Russian outlets sparked Macron's fake news law plan, analysts

French President Emmanuel Macron on Wednesday announced plans for legislation to stop fake news spreading online in the run-up to elections. Observers see the remarks as a veiled reference to Moscow-backed television station RT and the Sputnik online news forum.

French President Emmanuel Macron delivers his New Year wishes to the members of the press corps at the Elysee Palace in Paris, France, January 3, 2018.
French President Emmanuel Macron delivers his New Year wishes to the members of the press corps at the Elysee Palace in Paris, France, January 3, 2018. REUTERS/Ludovic Marin/Pool

Macron, who was elected in May, has previously lashed out at the Russian outlets, accusing them of spreading "deceitful propaganda" and being "organs of influence".

"We are going to develop our legal means to protect democracy against fake news," Macron said in a New Year's speech to the press.

He said that details of the bill will be released in the coming weeks, adding that media would be forced to reveal all sponsors of their content.

Judges will be able to order media to take down fake news, block access to offending websites and close social media accounts that spread untruths, Macron said.

The bill will be presented to parliament before the end of the year, government spokesman Benjamin Griveaux said on Thursday.

The problem is: what is fake news?

Macron targets fake news

Meanwhile, France's broadcasting regulator, the Conseil Supérieur de l'Audiovisuel (CSA), will check on broadcast media to "fight any destabilisation attempt by television channels controlled or influenced by foreign states", Macron said.

Macron wants a kind of self-censorship, comments Isabelle Veyrat-Masson, a research director and media specialist with at the CNRS thinktank in Paris.

“But the problem is: what is fake news?" she asks. “It is not easy to know what is fake and it is sometimes difficult to say what news is. Because very often, news looks like an opinion. And often, people consider something to be fake news when it is not their opinion. And the risk of making a law against fake news is that freedom of opinion may be infringed upon."

Internet exacerbates long-running problem

Governments have been trying to regulate rumours or “fake news” for a long time, Veyrat-Masson says, pointing out that France's 1881 press law had a clause on "fausses nouvelles" (fake news).

“It is an old problem, usually during war time or during crises. Macron is again trying to solve this problem.”

The internet has exacerbated it, she argues. “When you had the print press, there was a lot of fake news.
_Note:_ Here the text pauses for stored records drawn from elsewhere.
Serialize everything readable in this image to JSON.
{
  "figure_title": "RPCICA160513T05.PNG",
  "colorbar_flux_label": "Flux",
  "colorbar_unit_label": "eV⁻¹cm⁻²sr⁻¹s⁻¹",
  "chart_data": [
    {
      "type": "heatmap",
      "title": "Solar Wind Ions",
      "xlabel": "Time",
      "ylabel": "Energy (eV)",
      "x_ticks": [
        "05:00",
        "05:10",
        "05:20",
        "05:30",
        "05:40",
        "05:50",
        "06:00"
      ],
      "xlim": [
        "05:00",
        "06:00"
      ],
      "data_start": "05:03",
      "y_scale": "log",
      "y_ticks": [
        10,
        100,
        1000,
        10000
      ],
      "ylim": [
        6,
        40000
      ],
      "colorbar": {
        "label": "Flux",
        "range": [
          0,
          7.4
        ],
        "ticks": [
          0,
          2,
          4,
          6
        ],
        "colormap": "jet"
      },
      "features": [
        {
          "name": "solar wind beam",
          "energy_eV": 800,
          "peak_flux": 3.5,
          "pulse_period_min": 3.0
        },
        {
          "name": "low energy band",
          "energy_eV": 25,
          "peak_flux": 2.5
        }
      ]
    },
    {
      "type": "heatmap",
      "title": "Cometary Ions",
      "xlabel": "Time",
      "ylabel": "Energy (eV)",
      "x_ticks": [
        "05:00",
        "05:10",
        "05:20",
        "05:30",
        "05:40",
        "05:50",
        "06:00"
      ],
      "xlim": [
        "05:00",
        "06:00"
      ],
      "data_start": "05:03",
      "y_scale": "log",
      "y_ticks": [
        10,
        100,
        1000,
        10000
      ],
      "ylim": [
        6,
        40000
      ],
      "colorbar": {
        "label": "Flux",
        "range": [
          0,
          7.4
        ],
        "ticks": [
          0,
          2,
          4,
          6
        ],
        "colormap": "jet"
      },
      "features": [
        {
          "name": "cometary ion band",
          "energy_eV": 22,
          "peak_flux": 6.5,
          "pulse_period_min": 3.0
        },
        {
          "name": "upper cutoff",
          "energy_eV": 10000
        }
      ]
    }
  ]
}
But the fake news stopped at the end of the paper. With internet, everything is lasting."

But how to pin it down?

“It is very difficult to legislate freedom of expression and fake news since we have the right to say nonsense,” says Patrick Eveno, a media specialist with Sciences Po.
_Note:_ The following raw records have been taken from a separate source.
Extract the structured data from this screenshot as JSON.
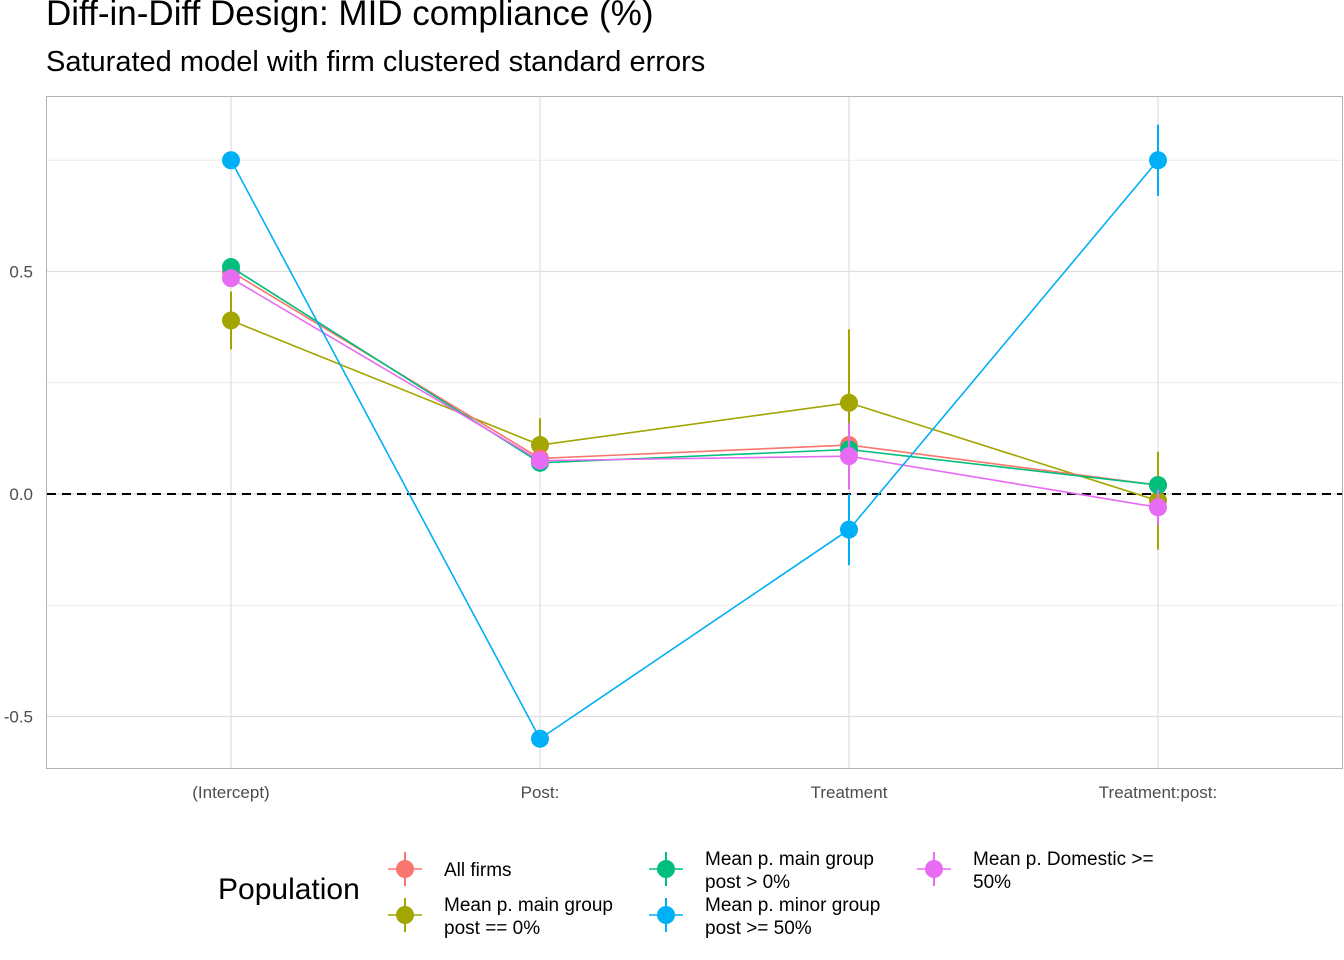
{
  "title": "Diff-in-Diff Design: MID compliance (%)",
  "subtitle": "Saturated model with firm clustered standard errors",
  "legend_title": "Population",
  "chart_data": {
    "type": "line",
    "title": "Diff-in-Diff Design: MID compliance (%)",
    "subtitle": "Saturated model with firm clustered standard errors",
    "xlabel": "",
    "ylabel": "",
    "categories": [
      "(Intercept)",
      "Post:",
      "Treatment",
      "Treatment:post:"
    ],
    "y_ticks": [
      -0.5,
      0.0,
      0.5
    ],
    "y_tick_labels": [
      "-0.5",
      "0.0",
      "0.5"
    ],
    "ylim": [
      -0.62,
      0.89
    ],
    "reference_line": 0,
    "grid": true,
    "legend_position": "bottom",
    "series": [
      {
        "name": "All firms",
        "color": "#F8766D",
        "values": [
          0.5,
          0.08,
          0.11,
          0.02
        ],
        "lower": [
          0.47,
          0.06,
          0.08,
          0.0
        ],
        "upper": [
          0.53,
          0.1,
          0.14,
          0.04
        ]
      },
      {
        "name": "Mean p. main group\npost == 0%",
        "color": "#A3A500",
        "values": [
          0.39,
          0.11,
          0.205,
          -0.015
        ],
        "lower": [
          0.325,
          0.05,
          0.04,
          -0.125
        ],
        "upper": [
          0.455,
          0.17,
          0.37,
          0.095
        ]
      },
      {
        "name": "Mean p. main group\npost > 0%",
        "color": "#00BF7D",
        "values": [
          0.51,
          0.07,
          0.1,
          0.02
        ],
        "lower": [
          0.49,
          0.055,
          0.08,
          0.005
        ],
        "upper": [
          0.53,
          0.085,
          0.12,
          0.035
        ]
      },
      {
        "name": "Mean p. minor group\npost >= 50%",
        "color": "#00B0F6",
        "values": [
          0.75,
          -0.55,
          -0.08,
          0.75
        ],
        "lower": [
          0.74,
          -0.56,
          -0.16,
          0.67
        ],
        "upper": [
          0.76,
          -0.54,
          0.0,
          0.83
        ]
      },
      {
        "name": "Mean p. Domestic >=\n50%",
        "color": "#E76BF3",
        "values": [
          0.485,
          0.075,
          0.085,
          -0.03
        ],
        "lower": [
          0.465,
          0.055,
          0.01,
          -0.07
        ],
        "upper": [
          0.505,
          0.095,
          0.16,
          0.01
        ]
      }
    ]
  }
}
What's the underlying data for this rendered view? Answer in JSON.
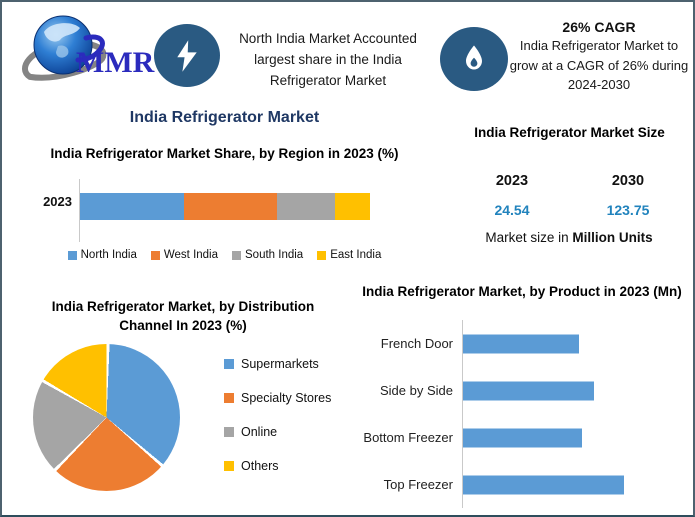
{
  "header": {
    "logo": {
      "text": "MMR"
    },
    "highlight_left": {
      "icon": "lightning-icon",
      "text": "North India Market Accounted largest share in the India Refrigerator Market"
    },
    "highlight_right": {
      "icon": "flame-icon",
      "heading": "26% CAGR",
      "text": "India Refrigerator Market to grow at a CAGR of 26% during 2024-2030"
    }
  },
  "main_title": "India Refrigerator Market",
  "market_size": {
    "title": "India Refrigerator Market Size",
    "columns": [
      {
        "year": "2023",
        "value": "24.54"
      },
      {
        "year": "2030",
        "value": "123.75"
      }
    ],
    "caption_prefix": "Market size in",
    "caption_bold": "Million Units",
    "value_color": "#2183bd"
  },
  "colors": {
    "accent_navy": "#1f3864",
    "badge_teal": "#2a5a82",
    "value_teal": "#2183bd",
    "series_blue": "#5b9bd5",
    "series_orange": "#ed7d31",
    "series_gray": "#a5a5a5",
    "series_yellow": "#ffc000"
  },
  "chart_data": [
    {
      "type": "bar",
      "subtype": "stacked-horizontal",
      "title": "India Refrigerator Market Share, by Region in 2023 (%)",
      "categories": [
        "2023"
      ],
      "series": [
        {
          "name": "North India",
          "color": "#5b9bd5",
          "values": [
            36
          ]
        },
        {
          "name": "West India",
          "color": "#ed7d31",
          "values": [
            32
          ]
        },
        {
          "name": "South India",
          "color": "#a5a5a5",
          "values": [
            20
          ]
        },
        {
          "name": "East India",
          "color": "#ffc000",
          "values": [
            12
          ]
        }
      ],
      "legend_position": "bottom",
      "xlim": [
        0,
        100
      ],
      "note": "Segment percentages estimated from bar segment lengths; no data labels shown in chart"
    },
    {
      "type": "pie",
      "title": "India Refrigerator Market, by Distribution Channel In 2023 (%)",
      "slices": [
        {
          "label": "Supermarkets",
          "color": "#5b9bd5",
          "value": 36
        },
        {
          "label": "Specialty Stores",
          "color": "#ed7d31",
          "value": 26
        },
        {
          "label": "Online",
          "color": "#a5a5a5",
          "value": 21
        },
        {
          "label": "Others",
          "color": "#ffc000",
          "value": 17
        }
      ],
      "start_angle_deg": 0,
      "legend_position": "right",
      "note": "Slice percentages estimated from slice angles; no data labels shown in chart"
    },
    {
      "type": "bar",
      "subtype": "horizontal",
      "title": "India Refrigerator Market, by Product in 2023 (Mn)",
      "categories": [
        "French Door",
        "Side by Side",
        "Bottom Freezer",
        "Top Freezer"
      ],
      "values_relative_pct": [
        72,
        81,
        74,
        100
      ],
      "bar_color": "#5b9bd5",
      "note": "No value labels or axis ticks shown; values are bar lengths relative to longest bar = 100"
    }
  ]
}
“It seems that [Macron's proposed] law is limited to election periods and only aimed at people who pay to broadcast false news. In reality, it may not be very effective since most of it comes from social networks so it is more for civil society and media professionals to find a solution,” he says.

Russia hacks Macron

Russia was involved in hacking the computers of Emmanuel Macron’s Republic on the Move party during last year's election campaign, according to anti-hacker companies such as the Japan's Trend Micro and Wired magazine quoting NSA director Michael Rogers.

Critics say that Russian-backed Twitter accounts and media outlets such as TV stations Russia Today and Sputnik used the information to influence the elections.
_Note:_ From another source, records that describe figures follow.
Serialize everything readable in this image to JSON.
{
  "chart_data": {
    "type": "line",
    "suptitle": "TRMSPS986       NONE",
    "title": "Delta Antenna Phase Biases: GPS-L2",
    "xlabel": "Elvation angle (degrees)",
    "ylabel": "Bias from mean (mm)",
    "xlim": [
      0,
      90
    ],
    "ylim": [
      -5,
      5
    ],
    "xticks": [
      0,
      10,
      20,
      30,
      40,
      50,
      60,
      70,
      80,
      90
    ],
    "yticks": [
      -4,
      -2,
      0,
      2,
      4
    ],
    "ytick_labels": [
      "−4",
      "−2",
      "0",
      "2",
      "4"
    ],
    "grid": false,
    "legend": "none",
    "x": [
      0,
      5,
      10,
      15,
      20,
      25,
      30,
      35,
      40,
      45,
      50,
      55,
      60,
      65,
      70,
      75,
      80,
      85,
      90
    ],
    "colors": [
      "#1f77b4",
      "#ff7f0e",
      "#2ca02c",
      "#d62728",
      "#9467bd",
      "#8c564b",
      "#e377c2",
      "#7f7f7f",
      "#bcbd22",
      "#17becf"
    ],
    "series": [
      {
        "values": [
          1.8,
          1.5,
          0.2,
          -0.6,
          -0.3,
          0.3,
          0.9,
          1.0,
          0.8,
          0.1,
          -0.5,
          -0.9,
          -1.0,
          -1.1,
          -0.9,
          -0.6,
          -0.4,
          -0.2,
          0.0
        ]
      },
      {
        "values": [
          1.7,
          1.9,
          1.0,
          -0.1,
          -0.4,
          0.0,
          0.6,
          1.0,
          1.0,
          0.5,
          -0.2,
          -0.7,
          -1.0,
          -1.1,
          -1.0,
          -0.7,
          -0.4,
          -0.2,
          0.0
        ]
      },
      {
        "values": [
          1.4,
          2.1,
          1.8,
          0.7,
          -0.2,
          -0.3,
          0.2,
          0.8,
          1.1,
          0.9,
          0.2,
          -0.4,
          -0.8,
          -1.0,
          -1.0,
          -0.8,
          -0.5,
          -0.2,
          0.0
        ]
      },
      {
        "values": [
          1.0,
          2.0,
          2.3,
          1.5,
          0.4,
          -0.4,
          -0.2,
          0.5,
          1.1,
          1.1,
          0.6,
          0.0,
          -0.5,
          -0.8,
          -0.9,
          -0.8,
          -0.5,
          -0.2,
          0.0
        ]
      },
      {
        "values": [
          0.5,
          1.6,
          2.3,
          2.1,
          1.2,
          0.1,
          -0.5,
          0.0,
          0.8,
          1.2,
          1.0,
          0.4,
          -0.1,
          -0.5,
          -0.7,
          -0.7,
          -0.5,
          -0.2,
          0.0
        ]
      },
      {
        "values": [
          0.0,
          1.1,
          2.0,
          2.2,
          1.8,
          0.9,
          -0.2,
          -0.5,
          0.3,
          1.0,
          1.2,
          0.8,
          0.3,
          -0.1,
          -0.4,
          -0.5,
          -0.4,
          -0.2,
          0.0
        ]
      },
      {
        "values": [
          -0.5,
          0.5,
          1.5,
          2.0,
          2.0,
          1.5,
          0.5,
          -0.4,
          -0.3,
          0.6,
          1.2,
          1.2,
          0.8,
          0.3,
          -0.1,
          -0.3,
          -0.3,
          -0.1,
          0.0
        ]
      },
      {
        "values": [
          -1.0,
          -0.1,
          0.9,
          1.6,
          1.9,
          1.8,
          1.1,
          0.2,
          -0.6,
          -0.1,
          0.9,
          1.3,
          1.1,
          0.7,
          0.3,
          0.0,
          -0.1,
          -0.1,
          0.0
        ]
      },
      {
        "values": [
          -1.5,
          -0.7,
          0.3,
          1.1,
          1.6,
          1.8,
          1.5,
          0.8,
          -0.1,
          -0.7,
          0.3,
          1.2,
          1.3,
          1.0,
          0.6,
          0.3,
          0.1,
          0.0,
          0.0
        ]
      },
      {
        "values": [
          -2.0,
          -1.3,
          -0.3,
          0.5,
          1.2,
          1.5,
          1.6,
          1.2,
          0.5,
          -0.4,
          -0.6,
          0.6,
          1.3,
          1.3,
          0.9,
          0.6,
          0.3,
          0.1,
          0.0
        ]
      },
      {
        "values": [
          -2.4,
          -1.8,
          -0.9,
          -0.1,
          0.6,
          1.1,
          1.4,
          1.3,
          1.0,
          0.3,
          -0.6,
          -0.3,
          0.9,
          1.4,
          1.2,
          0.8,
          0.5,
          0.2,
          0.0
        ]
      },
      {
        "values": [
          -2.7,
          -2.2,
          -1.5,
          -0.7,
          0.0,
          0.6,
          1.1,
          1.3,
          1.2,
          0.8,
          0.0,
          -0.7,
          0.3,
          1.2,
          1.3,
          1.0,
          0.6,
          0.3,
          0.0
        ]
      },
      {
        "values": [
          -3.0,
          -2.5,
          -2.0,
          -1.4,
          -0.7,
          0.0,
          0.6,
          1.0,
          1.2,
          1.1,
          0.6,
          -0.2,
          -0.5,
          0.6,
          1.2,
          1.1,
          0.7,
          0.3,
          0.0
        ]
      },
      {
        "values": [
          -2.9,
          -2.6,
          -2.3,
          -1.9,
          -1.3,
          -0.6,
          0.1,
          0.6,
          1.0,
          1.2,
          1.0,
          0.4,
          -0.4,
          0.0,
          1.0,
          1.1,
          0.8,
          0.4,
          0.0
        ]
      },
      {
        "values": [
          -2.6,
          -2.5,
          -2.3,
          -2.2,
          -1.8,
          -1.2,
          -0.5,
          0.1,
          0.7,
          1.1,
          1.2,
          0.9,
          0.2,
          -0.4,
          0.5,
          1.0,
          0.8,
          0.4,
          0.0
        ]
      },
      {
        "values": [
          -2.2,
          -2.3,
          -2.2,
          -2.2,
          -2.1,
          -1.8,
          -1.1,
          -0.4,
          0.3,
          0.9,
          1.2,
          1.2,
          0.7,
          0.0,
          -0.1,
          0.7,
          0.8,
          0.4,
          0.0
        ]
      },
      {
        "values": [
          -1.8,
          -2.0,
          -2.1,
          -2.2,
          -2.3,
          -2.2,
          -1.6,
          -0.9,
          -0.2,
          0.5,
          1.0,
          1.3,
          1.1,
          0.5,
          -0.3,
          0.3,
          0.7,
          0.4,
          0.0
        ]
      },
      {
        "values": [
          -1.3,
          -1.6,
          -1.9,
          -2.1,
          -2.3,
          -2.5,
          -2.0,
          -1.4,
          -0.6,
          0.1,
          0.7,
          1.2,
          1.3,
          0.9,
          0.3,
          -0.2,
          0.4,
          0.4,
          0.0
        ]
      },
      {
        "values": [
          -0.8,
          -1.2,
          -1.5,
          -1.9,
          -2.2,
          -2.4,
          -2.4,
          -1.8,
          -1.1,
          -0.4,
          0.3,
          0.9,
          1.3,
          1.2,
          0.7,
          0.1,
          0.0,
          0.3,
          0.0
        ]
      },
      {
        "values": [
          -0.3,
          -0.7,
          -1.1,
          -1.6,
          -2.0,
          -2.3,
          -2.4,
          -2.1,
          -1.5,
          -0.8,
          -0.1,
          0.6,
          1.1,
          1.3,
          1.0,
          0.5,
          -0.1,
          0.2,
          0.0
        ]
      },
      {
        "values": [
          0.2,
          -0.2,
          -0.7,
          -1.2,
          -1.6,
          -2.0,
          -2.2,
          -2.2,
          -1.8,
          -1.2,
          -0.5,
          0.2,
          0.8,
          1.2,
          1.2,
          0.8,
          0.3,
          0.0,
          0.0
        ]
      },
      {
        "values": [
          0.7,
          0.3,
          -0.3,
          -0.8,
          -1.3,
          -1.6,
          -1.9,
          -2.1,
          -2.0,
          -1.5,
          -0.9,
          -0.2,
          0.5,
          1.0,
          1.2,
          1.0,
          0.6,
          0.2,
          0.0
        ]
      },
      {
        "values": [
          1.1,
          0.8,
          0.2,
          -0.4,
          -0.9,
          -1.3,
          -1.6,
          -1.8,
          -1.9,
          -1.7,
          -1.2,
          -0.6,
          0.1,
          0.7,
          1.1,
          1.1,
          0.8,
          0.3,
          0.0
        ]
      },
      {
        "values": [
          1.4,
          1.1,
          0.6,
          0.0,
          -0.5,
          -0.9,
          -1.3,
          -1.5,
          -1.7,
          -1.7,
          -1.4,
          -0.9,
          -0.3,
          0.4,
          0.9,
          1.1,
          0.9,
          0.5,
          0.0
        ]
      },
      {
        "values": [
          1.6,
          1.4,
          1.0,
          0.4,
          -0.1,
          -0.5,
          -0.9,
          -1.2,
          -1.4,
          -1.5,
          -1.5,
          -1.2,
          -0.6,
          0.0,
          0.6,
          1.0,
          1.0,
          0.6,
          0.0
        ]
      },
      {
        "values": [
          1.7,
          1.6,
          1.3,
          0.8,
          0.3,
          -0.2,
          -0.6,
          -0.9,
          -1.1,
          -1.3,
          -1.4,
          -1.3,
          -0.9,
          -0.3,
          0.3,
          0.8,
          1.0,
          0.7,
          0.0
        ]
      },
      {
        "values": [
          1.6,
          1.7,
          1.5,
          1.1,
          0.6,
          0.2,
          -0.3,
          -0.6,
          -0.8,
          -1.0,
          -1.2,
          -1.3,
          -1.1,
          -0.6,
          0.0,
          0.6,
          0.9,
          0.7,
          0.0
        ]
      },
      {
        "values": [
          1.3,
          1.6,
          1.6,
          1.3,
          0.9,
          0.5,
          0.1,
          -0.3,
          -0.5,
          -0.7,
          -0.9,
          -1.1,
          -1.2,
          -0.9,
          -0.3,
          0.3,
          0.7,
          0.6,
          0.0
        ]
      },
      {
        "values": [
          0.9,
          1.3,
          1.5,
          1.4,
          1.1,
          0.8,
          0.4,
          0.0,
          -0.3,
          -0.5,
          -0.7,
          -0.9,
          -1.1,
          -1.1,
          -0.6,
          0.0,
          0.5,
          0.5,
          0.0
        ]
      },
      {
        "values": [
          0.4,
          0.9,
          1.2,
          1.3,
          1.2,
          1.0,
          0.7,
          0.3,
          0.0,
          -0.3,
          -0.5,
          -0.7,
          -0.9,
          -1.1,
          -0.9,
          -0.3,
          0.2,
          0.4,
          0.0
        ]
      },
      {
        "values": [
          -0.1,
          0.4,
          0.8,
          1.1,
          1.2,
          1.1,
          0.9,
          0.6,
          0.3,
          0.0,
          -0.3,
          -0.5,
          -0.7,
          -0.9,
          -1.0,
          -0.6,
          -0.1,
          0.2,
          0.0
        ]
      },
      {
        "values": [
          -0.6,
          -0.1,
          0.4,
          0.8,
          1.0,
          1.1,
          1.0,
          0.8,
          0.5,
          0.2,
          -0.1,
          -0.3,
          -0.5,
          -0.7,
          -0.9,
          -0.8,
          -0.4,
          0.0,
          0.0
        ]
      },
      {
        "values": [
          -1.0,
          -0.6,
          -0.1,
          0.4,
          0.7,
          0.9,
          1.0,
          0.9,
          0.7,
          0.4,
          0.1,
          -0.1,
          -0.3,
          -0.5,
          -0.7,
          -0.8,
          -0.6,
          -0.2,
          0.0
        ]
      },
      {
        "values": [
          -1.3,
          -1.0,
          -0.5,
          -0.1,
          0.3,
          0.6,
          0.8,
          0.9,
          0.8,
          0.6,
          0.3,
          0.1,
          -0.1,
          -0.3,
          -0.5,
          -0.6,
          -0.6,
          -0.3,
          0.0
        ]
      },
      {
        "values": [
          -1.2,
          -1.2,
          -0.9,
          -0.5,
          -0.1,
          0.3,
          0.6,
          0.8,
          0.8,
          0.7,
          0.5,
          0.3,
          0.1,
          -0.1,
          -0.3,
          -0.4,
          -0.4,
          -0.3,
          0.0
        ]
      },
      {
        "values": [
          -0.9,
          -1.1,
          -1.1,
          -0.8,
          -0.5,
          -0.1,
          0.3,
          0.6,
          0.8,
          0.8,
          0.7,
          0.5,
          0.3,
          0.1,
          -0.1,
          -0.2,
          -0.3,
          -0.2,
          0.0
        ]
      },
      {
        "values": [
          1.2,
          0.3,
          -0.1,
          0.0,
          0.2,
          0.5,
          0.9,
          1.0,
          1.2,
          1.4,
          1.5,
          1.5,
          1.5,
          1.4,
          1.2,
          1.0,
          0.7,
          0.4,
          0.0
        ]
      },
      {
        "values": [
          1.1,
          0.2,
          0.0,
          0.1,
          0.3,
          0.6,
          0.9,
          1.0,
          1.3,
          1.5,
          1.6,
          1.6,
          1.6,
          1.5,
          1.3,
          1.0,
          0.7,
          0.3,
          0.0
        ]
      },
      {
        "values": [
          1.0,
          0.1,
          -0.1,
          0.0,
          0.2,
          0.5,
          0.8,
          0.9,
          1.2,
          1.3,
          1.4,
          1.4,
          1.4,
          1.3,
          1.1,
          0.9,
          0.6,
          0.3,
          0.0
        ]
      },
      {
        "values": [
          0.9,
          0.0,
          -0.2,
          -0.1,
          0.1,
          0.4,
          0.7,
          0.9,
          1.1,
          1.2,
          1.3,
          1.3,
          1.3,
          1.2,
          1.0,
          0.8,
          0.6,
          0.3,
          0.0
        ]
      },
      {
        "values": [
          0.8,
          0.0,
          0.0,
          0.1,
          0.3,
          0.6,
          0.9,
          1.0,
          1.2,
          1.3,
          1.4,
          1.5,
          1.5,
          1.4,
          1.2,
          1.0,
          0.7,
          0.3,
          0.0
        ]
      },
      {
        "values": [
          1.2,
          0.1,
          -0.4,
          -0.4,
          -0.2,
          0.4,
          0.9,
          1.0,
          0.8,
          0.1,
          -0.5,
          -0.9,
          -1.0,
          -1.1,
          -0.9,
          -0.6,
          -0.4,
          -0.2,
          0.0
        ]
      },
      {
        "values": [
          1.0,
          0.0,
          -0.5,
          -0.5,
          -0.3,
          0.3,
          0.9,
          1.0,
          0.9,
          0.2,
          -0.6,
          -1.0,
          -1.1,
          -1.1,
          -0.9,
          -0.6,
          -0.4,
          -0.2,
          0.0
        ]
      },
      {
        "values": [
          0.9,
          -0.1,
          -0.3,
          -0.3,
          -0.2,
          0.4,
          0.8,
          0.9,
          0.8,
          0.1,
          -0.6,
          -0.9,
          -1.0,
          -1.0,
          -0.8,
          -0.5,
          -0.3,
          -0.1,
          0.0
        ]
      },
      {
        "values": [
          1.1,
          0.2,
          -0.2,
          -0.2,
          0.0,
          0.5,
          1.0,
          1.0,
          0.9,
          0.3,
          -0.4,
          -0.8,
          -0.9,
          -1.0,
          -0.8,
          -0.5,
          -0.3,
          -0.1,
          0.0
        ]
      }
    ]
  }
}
But both organisations deny any attempted manipulation.

On its French website, RT published several critical articles of Macron’s remarks, adding that “67 percent of the French think that freedom of expression is in danger”.

Freedom of the press

Dmitry Babich, who works for Sputnik and contributes to RT, calls Macron’s remarks proof of “how much the West’s so-called democracy degraded since the 1970s”, when the Washington Post published the Watrergate revelations and the Pentagon Papers.

"Now the leader of a big European country can openly call for banning the media because they published leaked documents," he comments, although Macron's remarks on Wednesday did not include a specific proposal to ban the publication of leaks.

“If these documents were true, then he should respond," Babich argues. "He should explain why these documents are representing him or his party in a bad light. He should not be going after the media that publish them.”

Macron “cannot cite evidence that RT or Sputnik intentionally lied” in their reporting, he says.

Germany this week passed a “Law on the Improvement of Enforcement in Social Networks,” the NetzDG that also targets fake news.